The recent attack has put into perspective just how quickly things can change with today's technology. "You get kind of laxed and maybe not as vigilant. You feel very confident with the security software that you have but you got to remember these hackers they're getting better everyday," said Jenison. "It's been a learning experience for me and it's been a learning experience for the staff."
The recent cyber attack shouldn't have community members of Muscatine worried, though. Ransomware just encrypts documents, making it harder to obtain them, but it doesn't compromise or delete any information.
"If you've used credit card information with us, we don't keep that so you don't have to worry about that," said Jenison. "This type of attack just encrypts the files they don't disappear and they don't steal them, so that was important for our employees to know - their personal information was not compromised."
The Musser Public Library has noticed a drop in interaction since having to shut down their computers, too. "We have had an impact, we're not seeing as many people coming in during the day in particular," said library director, Pam Collins. "Our daytime crowd is really reduced and we have a lot of people asking where can I go to use a computer?
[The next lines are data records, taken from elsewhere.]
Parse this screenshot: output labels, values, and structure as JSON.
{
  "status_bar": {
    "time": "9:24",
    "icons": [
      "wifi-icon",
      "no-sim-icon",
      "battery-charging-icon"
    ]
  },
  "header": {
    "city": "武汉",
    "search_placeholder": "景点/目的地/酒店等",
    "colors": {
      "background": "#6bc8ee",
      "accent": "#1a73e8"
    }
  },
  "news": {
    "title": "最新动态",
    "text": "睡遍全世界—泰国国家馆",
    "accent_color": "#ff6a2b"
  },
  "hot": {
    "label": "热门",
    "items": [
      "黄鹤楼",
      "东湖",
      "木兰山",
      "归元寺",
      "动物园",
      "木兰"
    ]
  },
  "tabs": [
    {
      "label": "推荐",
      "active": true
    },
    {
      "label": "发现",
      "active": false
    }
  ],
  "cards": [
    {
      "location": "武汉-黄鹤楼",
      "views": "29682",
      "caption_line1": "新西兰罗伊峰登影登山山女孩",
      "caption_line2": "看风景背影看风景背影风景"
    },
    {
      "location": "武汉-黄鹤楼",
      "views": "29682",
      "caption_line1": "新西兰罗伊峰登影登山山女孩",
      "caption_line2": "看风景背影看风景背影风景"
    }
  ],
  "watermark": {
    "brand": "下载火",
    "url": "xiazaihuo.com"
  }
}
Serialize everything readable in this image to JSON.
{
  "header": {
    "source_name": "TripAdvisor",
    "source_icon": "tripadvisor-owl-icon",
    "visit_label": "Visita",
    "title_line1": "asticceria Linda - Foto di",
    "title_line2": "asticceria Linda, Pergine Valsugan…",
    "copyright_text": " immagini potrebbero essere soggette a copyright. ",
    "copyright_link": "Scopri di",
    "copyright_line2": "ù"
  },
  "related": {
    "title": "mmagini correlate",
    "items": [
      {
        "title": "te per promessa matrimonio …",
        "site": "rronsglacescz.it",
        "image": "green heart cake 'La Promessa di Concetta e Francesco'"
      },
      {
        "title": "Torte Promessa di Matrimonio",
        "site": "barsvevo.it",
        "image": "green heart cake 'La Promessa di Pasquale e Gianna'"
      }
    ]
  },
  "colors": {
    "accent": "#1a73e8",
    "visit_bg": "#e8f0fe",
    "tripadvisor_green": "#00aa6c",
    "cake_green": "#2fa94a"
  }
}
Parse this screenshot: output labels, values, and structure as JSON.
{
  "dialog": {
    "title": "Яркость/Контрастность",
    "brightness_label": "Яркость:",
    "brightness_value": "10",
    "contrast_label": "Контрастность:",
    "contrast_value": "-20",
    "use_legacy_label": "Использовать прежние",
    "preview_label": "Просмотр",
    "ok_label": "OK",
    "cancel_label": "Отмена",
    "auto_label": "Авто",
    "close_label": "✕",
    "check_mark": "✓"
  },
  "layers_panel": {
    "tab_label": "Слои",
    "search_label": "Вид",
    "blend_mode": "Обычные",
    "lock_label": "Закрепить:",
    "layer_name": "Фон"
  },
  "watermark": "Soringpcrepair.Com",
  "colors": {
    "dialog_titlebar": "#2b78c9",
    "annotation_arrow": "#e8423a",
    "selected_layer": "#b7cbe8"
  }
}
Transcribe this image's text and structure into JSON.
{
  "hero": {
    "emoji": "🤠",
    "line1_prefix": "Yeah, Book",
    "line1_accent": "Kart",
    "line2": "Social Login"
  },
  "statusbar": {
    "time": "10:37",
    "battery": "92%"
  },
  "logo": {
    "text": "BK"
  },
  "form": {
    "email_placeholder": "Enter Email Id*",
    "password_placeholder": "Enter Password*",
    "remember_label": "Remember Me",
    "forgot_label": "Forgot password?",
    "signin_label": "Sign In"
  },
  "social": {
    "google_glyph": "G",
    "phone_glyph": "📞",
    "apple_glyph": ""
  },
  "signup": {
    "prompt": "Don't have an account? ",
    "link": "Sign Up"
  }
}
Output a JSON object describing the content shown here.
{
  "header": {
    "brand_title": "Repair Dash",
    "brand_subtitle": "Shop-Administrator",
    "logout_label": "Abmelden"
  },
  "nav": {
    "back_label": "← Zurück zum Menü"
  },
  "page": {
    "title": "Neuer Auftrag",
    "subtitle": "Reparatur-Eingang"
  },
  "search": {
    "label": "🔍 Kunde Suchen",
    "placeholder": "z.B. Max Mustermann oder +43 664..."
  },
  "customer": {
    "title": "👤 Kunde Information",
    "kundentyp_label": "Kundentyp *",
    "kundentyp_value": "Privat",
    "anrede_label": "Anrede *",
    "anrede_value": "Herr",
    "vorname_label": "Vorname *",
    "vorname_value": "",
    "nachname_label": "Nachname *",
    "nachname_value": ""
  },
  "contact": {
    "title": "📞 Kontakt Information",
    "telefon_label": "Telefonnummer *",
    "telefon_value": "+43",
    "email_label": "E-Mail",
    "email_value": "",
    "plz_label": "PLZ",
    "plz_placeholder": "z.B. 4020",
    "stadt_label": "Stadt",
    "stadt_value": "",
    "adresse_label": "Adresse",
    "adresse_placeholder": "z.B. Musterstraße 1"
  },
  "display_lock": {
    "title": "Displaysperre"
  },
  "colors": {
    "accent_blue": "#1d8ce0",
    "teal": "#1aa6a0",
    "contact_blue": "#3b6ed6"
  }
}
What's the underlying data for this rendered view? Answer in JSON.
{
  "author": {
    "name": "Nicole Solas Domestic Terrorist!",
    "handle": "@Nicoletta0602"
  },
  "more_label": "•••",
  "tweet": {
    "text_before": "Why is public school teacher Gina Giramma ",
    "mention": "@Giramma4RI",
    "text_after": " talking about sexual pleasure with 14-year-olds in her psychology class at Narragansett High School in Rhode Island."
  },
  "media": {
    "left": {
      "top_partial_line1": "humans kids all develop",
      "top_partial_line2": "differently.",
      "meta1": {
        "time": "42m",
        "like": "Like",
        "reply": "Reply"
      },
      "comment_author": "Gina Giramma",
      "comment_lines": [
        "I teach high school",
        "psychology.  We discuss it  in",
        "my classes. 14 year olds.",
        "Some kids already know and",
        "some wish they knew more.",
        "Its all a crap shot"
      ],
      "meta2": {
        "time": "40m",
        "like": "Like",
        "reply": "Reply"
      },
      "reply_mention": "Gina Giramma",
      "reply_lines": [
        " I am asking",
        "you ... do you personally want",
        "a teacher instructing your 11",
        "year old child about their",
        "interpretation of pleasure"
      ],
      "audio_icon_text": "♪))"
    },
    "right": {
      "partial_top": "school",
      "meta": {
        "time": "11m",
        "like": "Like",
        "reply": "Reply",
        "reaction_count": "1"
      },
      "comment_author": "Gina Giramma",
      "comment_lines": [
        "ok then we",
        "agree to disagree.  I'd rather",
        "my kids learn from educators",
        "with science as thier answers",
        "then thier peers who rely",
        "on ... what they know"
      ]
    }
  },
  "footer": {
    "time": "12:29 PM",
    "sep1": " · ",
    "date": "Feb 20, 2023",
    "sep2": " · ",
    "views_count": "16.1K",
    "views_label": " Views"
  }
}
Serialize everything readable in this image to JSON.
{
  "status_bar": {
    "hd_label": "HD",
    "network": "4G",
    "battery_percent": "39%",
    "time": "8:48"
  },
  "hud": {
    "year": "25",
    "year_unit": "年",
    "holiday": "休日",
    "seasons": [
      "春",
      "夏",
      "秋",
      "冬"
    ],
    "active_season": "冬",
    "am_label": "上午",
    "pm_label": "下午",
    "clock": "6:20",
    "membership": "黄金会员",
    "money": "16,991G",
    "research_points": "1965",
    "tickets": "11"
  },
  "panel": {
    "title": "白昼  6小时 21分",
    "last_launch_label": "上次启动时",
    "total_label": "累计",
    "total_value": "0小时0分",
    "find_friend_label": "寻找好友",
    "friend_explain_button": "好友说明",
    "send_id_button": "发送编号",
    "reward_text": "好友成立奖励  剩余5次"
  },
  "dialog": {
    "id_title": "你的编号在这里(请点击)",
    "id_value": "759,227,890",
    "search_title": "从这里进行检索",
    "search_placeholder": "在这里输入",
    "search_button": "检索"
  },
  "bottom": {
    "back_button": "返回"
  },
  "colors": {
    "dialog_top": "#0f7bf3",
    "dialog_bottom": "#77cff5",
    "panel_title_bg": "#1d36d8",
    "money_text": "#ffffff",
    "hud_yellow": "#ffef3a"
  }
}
Which is a difficult thing in our community."
City officials have praised the IT department for their reaction to the problem and how they've been working nonstop to get the situation fixed.
"It's been an interesting experience, one I don't wish upon anybody," said Jenison. "But in this day and age this type of attack can happen to anybody."
Jenison says the most difficult thing during this process is people realizing they can't pay for tickets or permits online like they're used to.
They will have to come into city hall and do those things in person until they can reboot their systems.
The FBI cyber crime unit has been working with local law enforcement to fix the issue. There's a meeting on Wednesday, October 24th to discuss where Muscatine is right now and what the next step will be.